Once more I had to return to the hospital for a check-up. The break had healed but the sprains had not. “That can take a long time,” the doctor said. I should count on six months, perhaps a year. It took some time indeed but slowly things got better. One day, I didn’t need the crutch anymore and I no longer was looked upon as a semi-invalid. That’s when I noticed the other side of the Netherlanders. Again, I encountered impoliteness and bluntness that can lead to breaks. The first time I entered my favorite shopping street without the crutch I almost was run over by a cyclist on the sidewalk, witnessed a near fistfight, and returned home disillusioned. After being spoiled for weeks by my friendly fellow city dwellers, I again was confronted by the other side of the citizenry. I wasn’t pleased. But a few weeks later, while walking home from the train station along a dimly lit path, I was assisted by a few friendly Moroccan guys, as I hardly saw anything due to my poor night vision.

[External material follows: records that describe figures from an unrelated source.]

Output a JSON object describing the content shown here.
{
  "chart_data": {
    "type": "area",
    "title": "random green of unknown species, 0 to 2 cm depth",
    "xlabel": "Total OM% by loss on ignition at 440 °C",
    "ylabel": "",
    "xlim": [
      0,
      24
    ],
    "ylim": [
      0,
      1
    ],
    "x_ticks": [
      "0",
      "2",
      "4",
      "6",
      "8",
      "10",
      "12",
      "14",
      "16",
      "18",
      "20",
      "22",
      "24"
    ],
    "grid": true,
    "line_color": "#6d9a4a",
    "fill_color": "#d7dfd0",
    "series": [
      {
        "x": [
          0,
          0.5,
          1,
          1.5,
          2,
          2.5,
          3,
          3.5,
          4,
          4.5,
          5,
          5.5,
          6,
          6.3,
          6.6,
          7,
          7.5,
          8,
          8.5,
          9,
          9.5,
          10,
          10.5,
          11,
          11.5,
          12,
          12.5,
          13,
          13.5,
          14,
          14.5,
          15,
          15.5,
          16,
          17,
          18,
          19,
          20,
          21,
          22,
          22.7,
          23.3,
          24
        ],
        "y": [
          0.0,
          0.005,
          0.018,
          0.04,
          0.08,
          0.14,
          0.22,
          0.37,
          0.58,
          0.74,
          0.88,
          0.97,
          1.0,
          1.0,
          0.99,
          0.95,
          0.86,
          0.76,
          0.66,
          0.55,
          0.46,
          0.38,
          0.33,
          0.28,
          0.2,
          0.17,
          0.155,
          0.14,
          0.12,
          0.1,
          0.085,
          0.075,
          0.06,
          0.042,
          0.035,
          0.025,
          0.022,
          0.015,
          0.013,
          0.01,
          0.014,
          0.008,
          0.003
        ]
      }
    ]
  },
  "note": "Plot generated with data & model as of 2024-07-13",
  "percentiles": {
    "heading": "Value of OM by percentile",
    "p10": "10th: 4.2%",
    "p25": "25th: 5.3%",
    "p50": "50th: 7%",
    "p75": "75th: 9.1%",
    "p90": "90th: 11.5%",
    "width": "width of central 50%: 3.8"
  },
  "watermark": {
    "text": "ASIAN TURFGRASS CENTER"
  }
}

The youths directed their bicycle lights in front of me because I could have easily made a fall on that uneven pavement. To once again walk with a leg in a cast…. rather not.

And so I came to the conclusion that in every age group there are kind people who are willing to help, whether you walk with a crutch or not. And that people are generally friendly and helpful to others with a crutch or in a wheelchair, but that those same people can be very nosy and impolite once things are back to normal. Not very friendly, but apparently that’s normal.